Une loi controversée au cœur des débats
Depuis un mois, le Capitole est en ébullition. Les négociations désespérées, les appels du président et les votes surprises en pleine nuit ont marqué les esprits. La question centrale divise les républicains : faut-il exiger un mandat pour que le gouvernement espionne les citoyens américains ?
Le flou juridique de la section 702
Selon le quatrième amendement de la Constitution, la réponse devrait être évidente : oui. Pourtant, depuis près de vingt ans, la section 702 de la loi FISA (Foreign Intelligence Surveillance Act) crée une faille majeure. Cette disposition autorise la surveillance sans mandat des étrangers à l'étranger, mais en pratique, elle permet aussi aux agences de renseignement d'intercepter les communications électroniques des Américains. Les agents peuvent ensuite effectuer des « recherches en arrière-plan » dans ces données, normalement protégées par un mandat.
Les défenseurs de la vie privée dénoncent depuis longtemps cette pratique, qui mine les droits constitutionnels des citoyens. Pourtant, lors de la dernière réautorisation en 2024, les démocrates l'ont largement soutenue. Joe Biden l'a signée avec des réformes mineures, tandis que Donald Trump exhortait les républicains à la « supprimer ».
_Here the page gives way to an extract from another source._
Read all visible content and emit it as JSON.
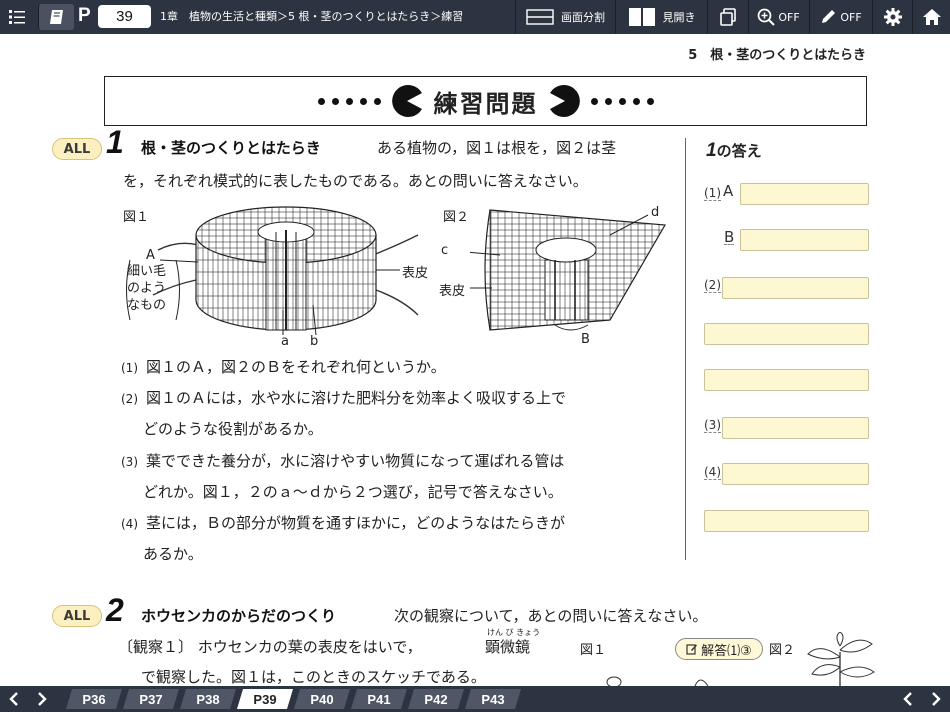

L'IA et l'expansion des pouvoirs de surveillance
Deux ans plus tard, le paysage a radicalement changé. L'essor de l'intelligence artificielle et les ambitions de l'administration Trump ont ravivé les craintes. L'ICE dépense des centaines de millions en nouvelles technologies de surveillance, tandis que le FBI achète des données de localisation des Américains auprès de courtiers commerciaux.
Dès son retour à la Maison-Blanche, Trump a limogé les trois démocrates du Conseil de surveillance de la vie privée et des libertés civiles, un organisme indépendant chargé d'évaluer des programmes comme la section 702. En mai, le FBI a fermé un bureau interne chargé de contrôler les abus liés à cette disposition.
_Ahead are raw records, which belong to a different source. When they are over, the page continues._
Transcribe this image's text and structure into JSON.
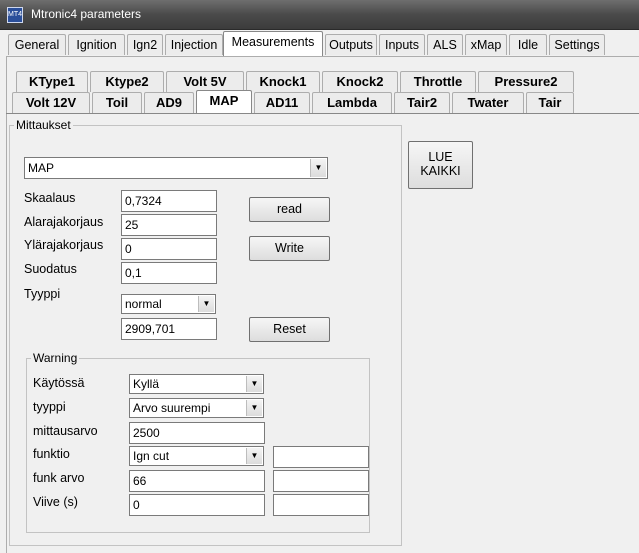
{
  "window": {
    "title": "Mtronic4 parameters",
    "icon": "app-icon",
    "icon_text": "MT4"
  },
  "tabs_main": [
    "General",
    "Ignition",
    "Ign2",
    "Injection",
    "Measurements",
    "Outputs",
    "Inputs",
    "ALS",
    "xMap",
    "Idle",
    "Settings"
  ],
  "tabs_main_selected": "Measurements",
  "tabs_sub_row1": [
    "KType1",
    "Ktype2",
    "Volt 5V",
    "Knock1",
    "Knock2",
    "Throttle",
    "Pressure2"
  ],
  "tabs_sub_row2": [
    "Volt 12V",
    "Toil",
    "AD9",
    "MAP",
    "AD11",
    "Lambda",
    "Tair2",
    "Twater",
    "Tair"
  ],
  "tabs_sub_selected": "MAP",
  "mittaukset": {
    "legend": "Mittaukset",
    "sensor_select": "MAP",
    "skaalaus_label": "Skaalaus",
    "skaalaus_value": "0,7324",
    "alarajakorjaus_label": "Alarajakorjaus",
    "alarajakorjaus_value": "25",
    "ylarajakorjaus_label": "Ylärajakorjaus",
    "ylarajakorjaus_value": "0",
    "suodatus_label": "Suodatus",
    "suodatus_value": "0,1",
    "tyyppi_label": "Tyyppi",
    "tyyppi_value": "normal",
    "current_value": "2909,701",
    "read_label": "read",
    "write_label": "Write",
    "reset_label": "Reset"
  },
  "lue_kaikki": {
    "line1": "LUE",
    "line2": "KAIKKI"
  },
  "warning": {
    "legend": "Warning",
    "kaytossa_label": "Käytössä",
    "kaytossa_value": "Kyllä",
    "tyyppi_label": "tyyppi",
    "tyyppi_value": "Arvo suurempi",
    "mittausarvo_label": "mittausarvo",
    "mittausarvo_value": "2500",
    "funktio_label": "funktio",
    "funktio_value": "Ign cut",
    "funk_arvo_label": "funk arvo",
    "funk_arvo_value": "66",
    "viive_label": "Viive (s)",
    "viive_value": "0",
    "extra1_value": "",
    "extra2_value": "",
    "extra3_value": ""
  },
  "icons": {
    "dropdown": "chevron-down-icon"
  }
}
Un revirement politique inattendu
Alors que Trump bénéficiait autrefois de ce programme de surveillance, il pousse désormais les républicains à voter une réautorisation « propre », sans amendements. La loi doit expirer jeudi, mais malgré un vote procédural adopté aujourd'hui à la Chambre, les divisions au sein du Parti républicain restent profondes.
Les républicains les plus attachés à la vie privée exigent que toute réautorisation inclue une obligation de mandat pour les recherches sur les communications des Américains. De leur côté, presque tous les démocrates de la Chambre s'opposent à une réautorisation sans modifications, les abus de la deuxième mandature de Trump ayant révélé les dangers d'accorder des pouvoirs de surveillance sans contrôle à un régime autoritaire.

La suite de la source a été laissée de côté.